Jean-Claude Michéa has clearly pointed out this paradox of liberalism, which consists in making individuals accept a so-called natural freedom. As a good “paradoxical liberal”, Emmanuel Macron also sets himself the task of imposing “liquid society” on everyone, including those who refuse it. The idea that this model would not be the right one is unthinkable for the President of the Republic: if the French do not want to accept it, it can only be a matter of ” refractory Gauls or, at best, a “ lack of pedagogy ” for its part. This form of paternalism, ubiquitous in Macronian rhetoric, is understood as one of the variations of the ” protector president » that evokes you and it always has been. “Liquid company” and “control company” are consubstantial.
“Political power is disappearing in favor of administrative and police power. †
Zygmunt Bauman, the thinker of the one, also studied the other, following Michel Foucault, arguing that societies had never known so many tools for organization and regulation as in modern times. The business operations of Covid-19 have shown this well. To the vulnerability created by the social collapse, the supposedly liberal president responded with greater sovereignty. The same logic has prevailed against external dangers such as the crisis in Ukraine and internal dangers such as separatism. Each time, public power, previously dismantled by ‘liquid’ choices, had to find an alternative justification.

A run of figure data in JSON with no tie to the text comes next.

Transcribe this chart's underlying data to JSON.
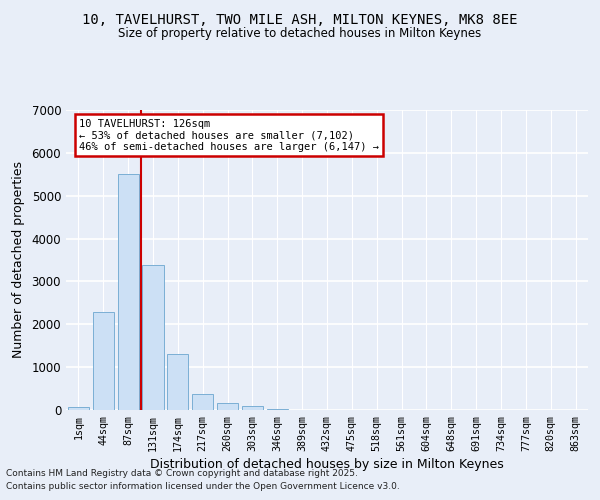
{
  "title_line1": "10, TAVELHURST, TWO MILE ASH, MILTON KEYNES, MK8 8EE",
  "title_line2": "Size of property relative to detached houses in Milton Keynes",
  "xlabel": "Distribution of detached houses by size in Milton Keynes",
  "ylabel": "Number of detached properties",
  "bar_color": "#cce0f5",
  "bar_edge_color": "#7bafd4",
  "categories": [
    "1sqm",
    "44sqm",
    "87sqm",
    "131sqm",
    "174sqm",
    "217sqm",
    "260sqm",
    "303sqm",
    "346sqm",
    "389sqm",
    "432sqm",
    "475sqm",
    "518sqm",
    "561sqm",
    "604sqm",
    "648sqm",
    "691sqm",
    "734sqm",
    "777sqm",
    "820sqm",
    "863sqm"
  ],
  "values": [
    60,
    2280,
    5500,
    3380,
    1300,
    370,
    175,
    90,
    35,
    10,
    5,
    2,
    1,
    0,
    0,
    0,
    0,
    0,
    0,
    0,
    0
  ],
  "ylim": [
    0,
    7000
  ],
  "yticks": [
    0,
    1000,
    2000,
    3000,
    4000,
    5000,
    6000,
    7000
  ],
  "annotation_title": "10 TAVELHURST: 126sqm",
  "annotation_line2": "← 53% of detached houses are smaller (7,102)",
  "annotation_line3": "46% of semi-detached houses are larger (6,147) →",
  "annotation_box_color": "#ffffff",
  "annotation_box_edge_color": "#cc0000",
  "vline_color": "#cc0000",
  "vline_x": 2.5,
  "background_color": "#e8eef8",
  "grid_color": "#ffffff",
  "footnote_line1": "Contains HM Land Registry data © Crown copyright and database right 2025.",
  "footnote_line2": "Contains public sector information licensed under the Open Government Licence v3.0."
}
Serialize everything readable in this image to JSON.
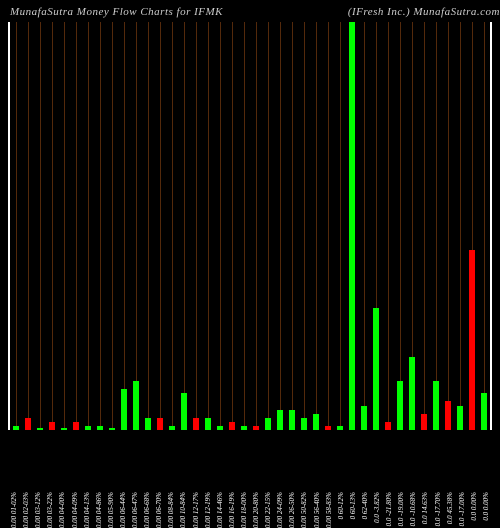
{
  "header": {
    "left": "MunafaSutra   Money Flow   Charts for IFMK",
    "right": "(IFresh Inc.) MunafaSutra.com"
  },
  "chart": {
    "type": "bar",
    "background_color": "#000000",
    "grid_color": "#8B4513",
    "axis_color": "#ffffff",
    "title_color": "#cccccc",
    "label_color": "#ffffff",
    "title_fontsize": 11,
    "label_fontsize": 7,
    "bar_width_ratio": 0.55,
    "ylim": [
      0,
      100
    ],
    "colors": {
      "up": "#00ff00",
      "down": "#ff0000"
    },
    "bars": [
      {
        "label": "0.00 01-02%",
        "value": 1,
        "color": "up"
      },
      {
        "label": "0.00 02-03%",
        "value": 3,
        "color": "down"
      },
      {
        "label": "0.00 03-12%",
        "value": 0.5,
        "color": "up"
      },
      {
        "label": "0.00 03-22%",
        "value": 2,
        "color": "down"
      },
      {
        "label": "0.00 04-00%",
        "value": 0.5,
        "color": "up"
      },
      {
        "label": "0.00 04-09%",
        "value": 2,
        "color": "down"
      },
      {
        "label": "0.00 04-13%",
        "value": 1,
        "color": "up"
      },
      {
        "label": "0.00 04-86%",
        "value": 1,
        "color": "up"
      },
      {
        "label": "0.00 05-90%",
        "value": 0.5,
        "color": "up"
      },
      {
        "label": "0.00 06-44%",
        "value": 10,
        "color": "up"
      },
      {
        "label": "0.00 06-47%",
        "value": 12,
        "color": "up"
      },
      {
        "label": "0.00 06-68%",
        "value": 3,
        "color": "up"
      },
      {
        "label": "0.00 06-70%",
        "value": 3,
        "color": "down"
      },
      {
        "label": "0.00 08-84%",
        "value": 1,
        "color": "up"
      },
      {
        "label": "0.00 10-84%",
        "value": 9,
        "color": "up"
      },
      {
        "label": "0.00 12-17%",
        "value": 3,
        "color": "down"
      },
      {
        "label": "0.00 12-19%",
        "value": 3,
        "color": "up"
      },
      {
        "label": "0.00 14-46%",
        "value": 1,
        "color": "up"
      },
      {
        "label": "0.00 16-19%",
        "value": 2,
        "color": "down"
      },
      {
        "label": "0.00 18-00%",
        "value": 1,
        "color": "up"
      },
      {
        "label": "0.00 20-80%",
        "value": 1,
        "color": "down"
      },
      {
        "label": "0.00 22-15%",
        "value": 3,
        "color": "up"
      },
      {
        "label": "0.00 24-09%",
        "value": 5,
        "color": "up"
      },
      {
        "label": "0.00 26-50%",
        "value": 5,
        "color": "up"
      },
      {
        "label": "0.00 50-82%",
        "value": 3,
        "color": "up"
      },
      {
        "label": "0.00 56-40%",
        "value": 4,
        "color": "up"
      },
      {
        "label": "0.00 58-83%",
        "value": 1,
        "color": "down"
      },
      {
        "label": "0 60-12%",
        "value": 1,
        "color": "up"
      },
      {
        "label": "0 60-13%",
        "value": 100,
        "color": "up"
      },
      {
        "label": "0 62-40%",
        "value": 6,
        "color": "up"
      },
      {
        "label": "0.0 -3.82%",
        "value": 30,
        "color": "up"
      },
      {
        "label": "0.0 -21.80%",
        "value": 2,
        "color": "down"
      },
      {
        "label": "0.0 -19.00%",
        "value": 12,
        "color": "up"
      },
      {
        "label": "0.0 -10.68%",
        "value": 18,
        "color": "up"
      },
      {
        "label": "0.0 14.63%",
        "value": 4,
        "color": "down"
      },
      {
        "label": "0.0 -17.70%",
        "value": 12,
        "color": "up"
      },
      {
        "label": "0.0 45.38%",
        "value": 7,
        "color": "down"
      },
      {
        "label": "0.0 -17.00%",
        "value": 6,
        "color": "up"
      },
      {
        "label": "0.0 0.00%",
        "value": 44,
        "color": "down"
      },
      {
        "label": "0.0 0.00%",
        "value": 9,
        "color": "up"
      }
    ]
  }
}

Political power disappears in favor of administrative and police power.
What can we expect for this second five-year term?

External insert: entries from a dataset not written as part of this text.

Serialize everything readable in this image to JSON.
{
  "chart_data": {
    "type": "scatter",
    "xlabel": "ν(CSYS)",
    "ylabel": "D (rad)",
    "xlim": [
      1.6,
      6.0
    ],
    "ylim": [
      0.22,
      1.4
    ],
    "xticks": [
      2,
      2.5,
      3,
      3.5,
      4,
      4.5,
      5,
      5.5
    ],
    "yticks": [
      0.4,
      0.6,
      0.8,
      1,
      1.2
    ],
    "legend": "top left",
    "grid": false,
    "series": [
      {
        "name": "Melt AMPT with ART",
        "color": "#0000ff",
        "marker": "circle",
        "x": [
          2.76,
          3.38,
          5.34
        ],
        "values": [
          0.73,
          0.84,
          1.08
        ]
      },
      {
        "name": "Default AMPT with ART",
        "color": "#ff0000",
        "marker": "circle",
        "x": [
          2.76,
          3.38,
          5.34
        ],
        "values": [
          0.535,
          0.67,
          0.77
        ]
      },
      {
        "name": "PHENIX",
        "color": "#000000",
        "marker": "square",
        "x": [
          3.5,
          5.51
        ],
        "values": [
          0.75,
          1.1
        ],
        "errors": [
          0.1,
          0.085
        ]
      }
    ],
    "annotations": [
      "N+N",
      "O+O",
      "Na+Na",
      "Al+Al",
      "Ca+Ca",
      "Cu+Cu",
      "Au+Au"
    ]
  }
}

Asked by a journalist from the Quotidien program about his vision of freedom in China, Emmanuel Macron replied: “In non-political matters there is real freedom. † The model of freedom propagated by “Macronism” can therefore be summarized as follows: all freedom on “non-political issues”, i.e. all economic freedom for the consumer and investor, but flexible freedom on the “political issues” that concern the citizen . During his second five-year term, the “liquid president” will continue the methodical withdrawal of this second category of freedom, “fixed”, in favor of the first, of the “liquid” type, with an obsession: prevent, if necessary with violence, the intrusion of politics into the “free” circulation of flows.